Yes, the first album was all right. The second album just was compromised, because we were already done with this Noise at that time, because we were promised a video. This sounds more MTV and all these channels with music videos. On the first album a video was promised to us that was not done. And then our singer – he left the band because he was totally angry about the record company. And he’s telling I’m not making anything for these assholes anymore. And he was out. And so, we had no singer anymore. And then we prepared the second album, and we had no singer anymore. So then coming the second singer was totally against the concept. He was totally against what we meant before.

And he was telling us, hey, you have to do it like this, you have to do it like this, like I told you, like some egoism, and you have to deal with all these aspects. And you can’t concentrate on your creativity in the band. And yes, that was a problem. And then we made the second album that this singer was against totally. It was shitty against the record company. So, they fired him. And I was told, hey, you have to find a new singer otherwise, you won’t do an album again with our record company.

So yeah, that was album one and two. And then I had to find a new singer. And this was a break of two or three years. And I started again with Massacre Records. It was a totally other label not as big as Noise Records.  It was a new beginning as you would say. It was not the reunion because we always existed as a band.  But it was a new beginning, because if you were with Noise Records, you had all this recognition. And respect to Massacre Records!

Will we have to wait another 10 years or longer for the next Scanner CD?
No, I expect to start maybe in the summer with writing the new songs, then expect to record something early next year. So, this is how it’s planned.

Well, let’s cross our fingers and hopefully that happens.
Yes, I do as well.  There should not be no pandemic. No wars anymore. These shitty wars are all also something that makes me paralyzed. Because if the world is like this, you can’t be creative. Because these are important things happening in the world and it makes you all depressive, that’s what I feel, and I don’t want to have all these wars coming more and more. That’s awful!

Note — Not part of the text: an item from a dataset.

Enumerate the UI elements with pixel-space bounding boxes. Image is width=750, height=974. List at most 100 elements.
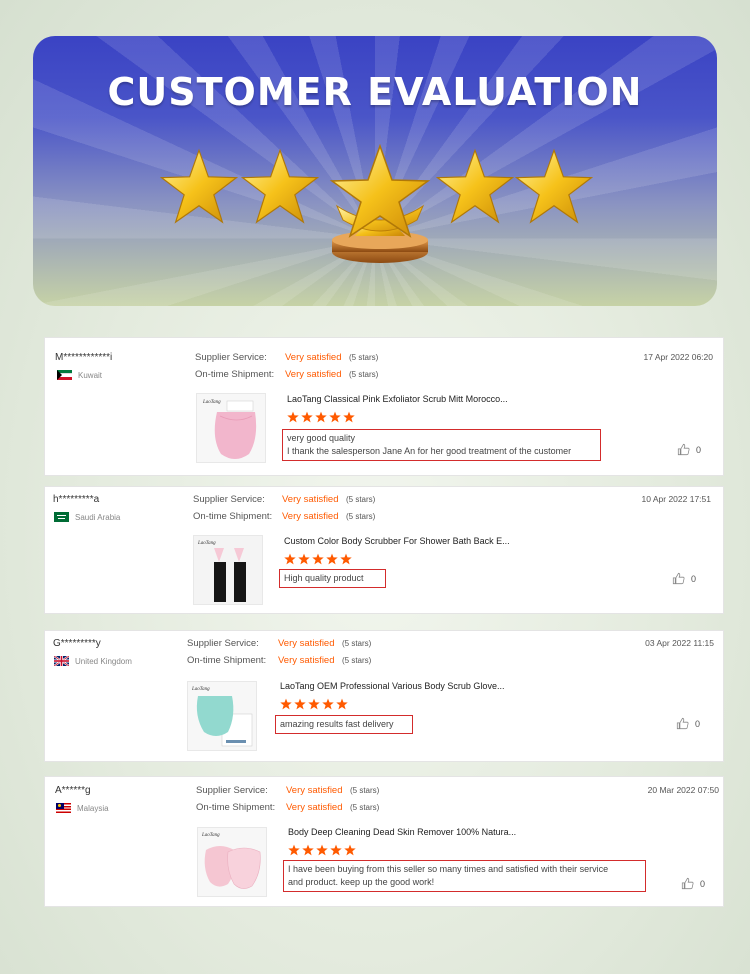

With so many band members and label changes over the years, what do you think has kept you so passionate about Scanner after all of this time?
It’s because that’s my life, music is my passion. You do this not because you are getting rich or something – you do because you have to do it. I could do other things, but if I just concentrate on other things, I miss the music. And I tried it. I said, okay, let’s get rid of all this stuff because it’s making you nervous. It’s breaking your nerves. But at the end, I can’t do this half a year. And after half a year, then I have to do this again. I am going to say it’s passion and you have to do that.

Do you have any messages for Scanner fans out here in the States who are reading this now?
Yeah, I think they will like the album because it’s like the Scanner from the 80s. I think they will like this album very much. And I hope you will see us.